5 ways to turn telesales calls into consultative selling conversations
Generating sales leads from cold calls isn’t easy. And in many ways, inside sales is getting tougher.
Fewer people, especially younger executives and buyers are willing to take cold calls. Gatekeepers are just as watchful as ever. Hustling, hard work and persistence is the name of the game when it comes to inside sales. Many inside sales executives need to use a mix of phone calls, emails and social media interactions to get a decision maker on the phone.
So when you do have a decision maker on the phone, or you were lucky and they picked up the first time . . . what do you say? How do you turn this opportunity into a consultative selling conversation? Here are five ways you can make the most of every cold call:
#1: Start on a positive note
Tired. Stressed. Busy. Sounds like a day in the life of a salesperson. That might be fun and games for your Instagram or Snapchat story, but you want to make a good impression: start with a positive opener.
It almost doesn’t matter what it is, just have something ready. It could be the weather, sports, the weekend (the previous or the one to come), holidays, or a safe opener that encourages a potential buyer to talk about why you’ve called them: “How’s business?”
Talking about business/work, after something positive, is a gateway towards where the problems are and crucially, how you can solve them. If you’ve got them talking and the conversation is going well then this is an effective way into the reason you’ve called. Remember: this is still a cold call and they’re probably not wanting to stay on the phone too long.
#2: Do your homework
After a dozen or more unsuccessful calls — when you can’t even get past the gatekeeper or voicemail — you might get a little dial crazy. So when someone says, “Now is a good time to talk,” you aren’t sure what to say. Or worse, you dive into a scripted sales pitch instead of building a rapport, asking questions and listening. Unless you’ve got a great pitch, and they’re interested, and they’re ready to buy, they’re not going to call you back after that.
Before picking up the phone, know who you want to speak to, their role, and enough about the company to ask the right questions. Never go in without some knowledge.
#3: Don’t bad-mouth the competition
It can be tempting, especially if you know your competition isn’t up to scratch. But the moment you say something bad about them is the moment a potential sales lead puts those negative traits onto your company. It is known as spontaneous trait transference, and best avoided, if you want the conversation to go smoothly.

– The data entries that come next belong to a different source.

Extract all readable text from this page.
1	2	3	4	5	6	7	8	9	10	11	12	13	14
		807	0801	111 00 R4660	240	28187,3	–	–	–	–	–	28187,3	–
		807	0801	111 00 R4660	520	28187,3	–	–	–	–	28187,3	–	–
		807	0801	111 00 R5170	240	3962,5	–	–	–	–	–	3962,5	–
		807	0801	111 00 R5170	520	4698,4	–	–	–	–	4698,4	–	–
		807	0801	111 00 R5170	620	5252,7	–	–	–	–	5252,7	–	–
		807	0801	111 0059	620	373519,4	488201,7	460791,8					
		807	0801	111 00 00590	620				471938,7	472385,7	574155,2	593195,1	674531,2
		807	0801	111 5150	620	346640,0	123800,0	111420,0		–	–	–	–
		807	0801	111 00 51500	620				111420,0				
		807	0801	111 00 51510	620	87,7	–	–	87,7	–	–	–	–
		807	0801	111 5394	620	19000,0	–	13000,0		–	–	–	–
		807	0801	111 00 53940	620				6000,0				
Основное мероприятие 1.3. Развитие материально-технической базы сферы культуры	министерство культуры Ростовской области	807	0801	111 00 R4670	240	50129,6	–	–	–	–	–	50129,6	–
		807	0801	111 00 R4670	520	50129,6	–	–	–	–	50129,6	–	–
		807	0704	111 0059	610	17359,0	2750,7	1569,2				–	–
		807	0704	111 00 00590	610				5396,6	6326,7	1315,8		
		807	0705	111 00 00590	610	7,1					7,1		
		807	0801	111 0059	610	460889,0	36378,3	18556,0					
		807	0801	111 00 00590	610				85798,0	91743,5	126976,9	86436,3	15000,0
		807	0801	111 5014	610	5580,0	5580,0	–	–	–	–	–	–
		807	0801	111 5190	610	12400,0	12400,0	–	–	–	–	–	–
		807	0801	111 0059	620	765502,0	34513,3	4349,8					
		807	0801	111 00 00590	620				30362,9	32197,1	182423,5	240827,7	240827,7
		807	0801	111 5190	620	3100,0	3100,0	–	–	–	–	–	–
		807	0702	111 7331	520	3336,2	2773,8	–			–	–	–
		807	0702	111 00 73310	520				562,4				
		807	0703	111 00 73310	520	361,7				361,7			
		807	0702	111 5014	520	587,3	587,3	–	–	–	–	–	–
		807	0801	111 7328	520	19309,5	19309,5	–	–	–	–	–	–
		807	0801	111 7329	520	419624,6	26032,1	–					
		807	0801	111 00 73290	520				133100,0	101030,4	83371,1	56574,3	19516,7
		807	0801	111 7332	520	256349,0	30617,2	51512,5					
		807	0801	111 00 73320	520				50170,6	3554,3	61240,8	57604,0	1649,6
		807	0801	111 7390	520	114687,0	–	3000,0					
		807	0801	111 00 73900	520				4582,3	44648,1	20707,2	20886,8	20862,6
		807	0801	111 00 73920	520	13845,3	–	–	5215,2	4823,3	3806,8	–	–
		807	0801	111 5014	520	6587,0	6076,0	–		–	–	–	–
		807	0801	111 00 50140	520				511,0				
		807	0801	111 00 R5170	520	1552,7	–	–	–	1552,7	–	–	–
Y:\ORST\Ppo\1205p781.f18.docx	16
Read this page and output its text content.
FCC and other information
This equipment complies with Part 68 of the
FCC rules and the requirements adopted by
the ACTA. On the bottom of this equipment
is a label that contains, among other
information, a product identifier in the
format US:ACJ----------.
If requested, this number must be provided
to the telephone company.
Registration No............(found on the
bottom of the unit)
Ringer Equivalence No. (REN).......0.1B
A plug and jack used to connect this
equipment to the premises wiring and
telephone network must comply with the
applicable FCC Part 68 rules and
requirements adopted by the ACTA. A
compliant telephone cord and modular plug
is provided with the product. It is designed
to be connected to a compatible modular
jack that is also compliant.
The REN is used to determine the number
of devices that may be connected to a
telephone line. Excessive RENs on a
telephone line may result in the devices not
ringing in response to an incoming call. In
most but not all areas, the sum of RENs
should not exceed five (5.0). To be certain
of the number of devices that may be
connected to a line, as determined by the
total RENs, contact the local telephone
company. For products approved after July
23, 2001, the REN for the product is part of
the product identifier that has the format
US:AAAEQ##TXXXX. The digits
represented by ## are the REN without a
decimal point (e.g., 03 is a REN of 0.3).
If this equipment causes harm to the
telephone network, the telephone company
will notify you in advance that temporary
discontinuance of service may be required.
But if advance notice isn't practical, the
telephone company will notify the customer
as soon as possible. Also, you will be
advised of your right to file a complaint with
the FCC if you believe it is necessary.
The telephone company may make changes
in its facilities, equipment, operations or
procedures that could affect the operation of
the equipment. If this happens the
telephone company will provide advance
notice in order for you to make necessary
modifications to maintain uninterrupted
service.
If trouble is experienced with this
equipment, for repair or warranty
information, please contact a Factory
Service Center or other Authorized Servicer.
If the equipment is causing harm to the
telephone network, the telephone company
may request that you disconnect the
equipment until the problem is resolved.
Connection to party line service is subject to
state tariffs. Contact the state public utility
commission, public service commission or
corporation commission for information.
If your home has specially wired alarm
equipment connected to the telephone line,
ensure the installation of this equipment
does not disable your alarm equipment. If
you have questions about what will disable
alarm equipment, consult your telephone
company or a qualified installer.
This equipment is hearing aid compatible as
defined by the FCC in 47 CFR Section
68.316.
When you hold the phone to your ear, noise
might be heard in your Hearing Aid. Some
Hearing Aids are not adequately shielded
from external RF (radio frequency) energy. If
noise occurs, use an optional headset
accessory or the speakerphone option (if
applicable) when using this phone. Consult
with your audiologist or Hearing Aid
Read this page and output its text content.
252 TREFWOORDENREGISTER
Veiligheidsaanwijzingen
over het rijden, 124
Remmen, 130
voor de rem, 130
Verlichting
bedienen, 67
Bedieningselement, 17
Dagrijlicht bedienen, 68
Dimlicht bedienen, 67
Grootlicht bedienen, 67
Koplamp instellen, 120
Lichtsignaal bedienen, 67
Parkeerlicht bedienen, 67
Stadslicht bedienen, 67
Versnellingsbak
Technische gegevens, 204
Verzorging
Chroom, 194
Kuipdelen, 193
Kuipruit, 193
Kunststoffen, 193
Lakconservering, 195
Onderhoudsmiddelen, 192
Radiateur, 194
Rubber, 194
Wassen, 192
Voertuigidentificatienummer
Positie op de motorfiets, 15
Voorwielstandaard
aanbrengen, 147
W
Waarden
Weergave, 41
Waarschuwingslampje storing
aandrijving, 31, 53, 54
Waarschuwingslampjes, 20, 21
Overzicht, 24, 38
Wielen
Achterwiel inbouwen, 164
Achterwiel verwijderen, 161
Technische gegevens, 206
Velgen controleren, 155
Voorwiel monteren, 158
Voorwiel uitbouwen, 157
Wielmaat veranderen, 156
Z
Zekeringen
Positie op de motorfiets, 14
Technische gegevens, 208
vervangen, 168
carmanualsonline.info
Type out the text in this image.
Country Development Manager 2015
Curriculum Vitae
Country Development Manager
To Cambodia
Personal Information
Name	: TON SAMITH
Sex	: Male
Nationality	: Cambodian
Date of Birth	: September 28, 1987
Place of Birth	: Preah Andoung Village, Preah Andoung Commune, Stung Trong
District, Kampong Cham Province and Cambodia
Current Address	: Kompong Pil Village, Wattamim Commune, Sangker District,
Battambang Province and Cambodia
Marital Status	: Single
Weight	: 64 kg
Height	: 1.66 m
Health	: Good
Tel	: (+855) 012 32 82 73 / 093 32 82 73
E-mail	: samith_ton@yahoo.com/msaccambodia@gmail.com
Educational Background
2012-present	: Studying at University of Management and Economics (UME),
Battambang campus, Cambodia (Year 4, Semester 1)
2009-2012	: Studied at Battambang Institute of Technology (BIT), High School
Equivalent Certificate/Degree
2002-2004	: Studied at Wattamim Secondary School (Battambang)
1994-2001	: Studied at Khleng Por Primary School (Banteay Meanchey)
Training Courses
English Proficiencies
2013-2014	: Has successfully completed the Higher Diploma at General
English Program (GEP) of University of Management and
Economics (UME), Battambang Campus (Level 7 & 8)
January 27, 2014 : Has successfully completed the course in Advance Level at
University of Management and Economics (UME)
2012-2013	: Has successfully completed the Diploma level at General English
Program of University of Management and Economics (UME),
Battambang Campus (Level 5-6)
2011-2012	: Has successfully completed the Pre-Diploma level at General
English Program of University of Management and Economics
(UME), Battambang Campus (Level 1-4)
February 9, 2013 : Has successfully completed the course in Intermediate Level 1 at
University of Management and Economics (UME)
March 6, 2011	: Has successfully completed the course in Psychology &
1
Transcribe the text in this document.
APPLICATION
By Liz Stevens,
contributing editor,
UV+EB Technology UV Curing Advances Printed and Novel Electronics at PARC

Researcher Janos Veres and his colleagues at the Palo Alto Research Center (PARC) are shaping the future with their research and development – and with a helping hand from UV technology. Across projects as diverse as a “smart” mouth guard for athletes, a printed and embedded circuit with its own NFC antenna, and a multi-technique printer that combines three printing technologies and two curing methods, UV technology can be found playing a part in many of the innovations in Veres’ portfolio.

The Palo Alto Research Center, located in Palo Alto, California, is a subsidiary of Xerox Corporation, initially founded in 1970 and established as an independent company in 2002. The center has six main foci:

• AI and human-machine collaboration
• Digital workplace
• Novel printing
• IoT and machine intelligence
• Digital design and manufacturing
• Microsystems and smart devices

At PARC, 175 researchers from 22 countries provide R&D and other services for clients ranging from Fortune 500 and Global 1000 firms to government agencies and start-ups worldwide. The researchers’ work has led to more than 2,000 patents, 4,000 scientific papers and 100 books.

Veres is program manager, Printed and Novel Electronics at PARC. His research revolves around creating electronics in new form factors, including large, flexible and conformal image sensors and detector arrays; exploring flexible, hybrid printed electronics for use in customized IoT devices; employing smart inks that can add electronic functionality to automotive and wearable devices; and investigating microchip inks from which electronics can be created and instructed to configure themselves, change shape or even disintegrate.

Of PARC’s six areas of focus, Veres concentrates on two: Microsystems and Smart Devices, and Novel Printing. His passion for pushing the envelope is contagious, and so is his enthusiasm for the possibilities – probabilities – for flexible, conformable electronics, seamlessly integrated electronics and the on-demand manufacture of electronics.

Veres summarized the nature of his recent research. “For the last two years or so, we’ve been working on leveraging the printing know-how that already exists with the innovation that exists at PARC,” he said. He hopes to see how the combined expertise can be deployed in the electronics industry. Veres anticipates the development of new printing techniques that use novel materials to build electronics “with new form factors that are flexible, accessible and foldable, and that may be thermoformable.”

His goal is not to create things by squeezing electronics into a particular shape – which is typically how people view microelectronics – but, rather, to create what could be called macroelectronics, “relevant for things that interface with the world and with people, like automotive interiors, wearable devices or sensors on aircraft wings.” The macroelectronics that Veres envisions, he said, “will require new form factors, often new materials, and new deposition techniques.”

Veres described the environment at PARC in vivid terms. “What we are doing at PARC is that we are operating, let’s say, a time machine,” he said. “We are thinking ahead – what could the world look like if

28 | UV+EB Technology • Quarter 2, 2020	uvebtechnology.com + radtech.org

Now, if they open the door on a competitors reputation; e.g. “I’ve heard a few bad things about X”, it wouldn’t hurt to agree. People like it when others agree. Defending a negative reputation doesn’t help anyone either, but don’t pile in and use the opportunity to do further damage. It won’t help the call.
#4: Put the problem at the centre of the solution
As an inside sales executive, your main problem is selling more of your companies products or services. Potential clients don’t care about that. They’ve got their own problems.
After you’ve done your homework and got a potential buyer on the phone, you need to find out what problem your products/services can solve. Start with, “How’s business?”, or some variation of it, and use a combination of open and closed questions to find if there is a solution you can deliver.
Ask about aims and objectives, what their plans are, and if you know they’re with a particular supplier for a service you can deliver, then find out what might make them switch. See if there are shortcomings or features that would make them consider you over the competition.
#5: Qualify the lead
Assuming they’re interested to hear more, this is a wonderful opportunity to demo your product. Don’t schedule something for the future. If they have the time, jump straight into an instant demo. Show them the solution.
Give them a chance to ask questions and find out more. It is also your chance to find out how soon they might need your solution, if there is a budget, what next steps might look like. The last thing you want is to put a meeting on your calendar only to find they’re not a viable lead, or the person only answered a call because they were bored.
With an instant demo, you can quickly find out if they’re genuinely interested and plan what happens next. Best of luck on your next sales call!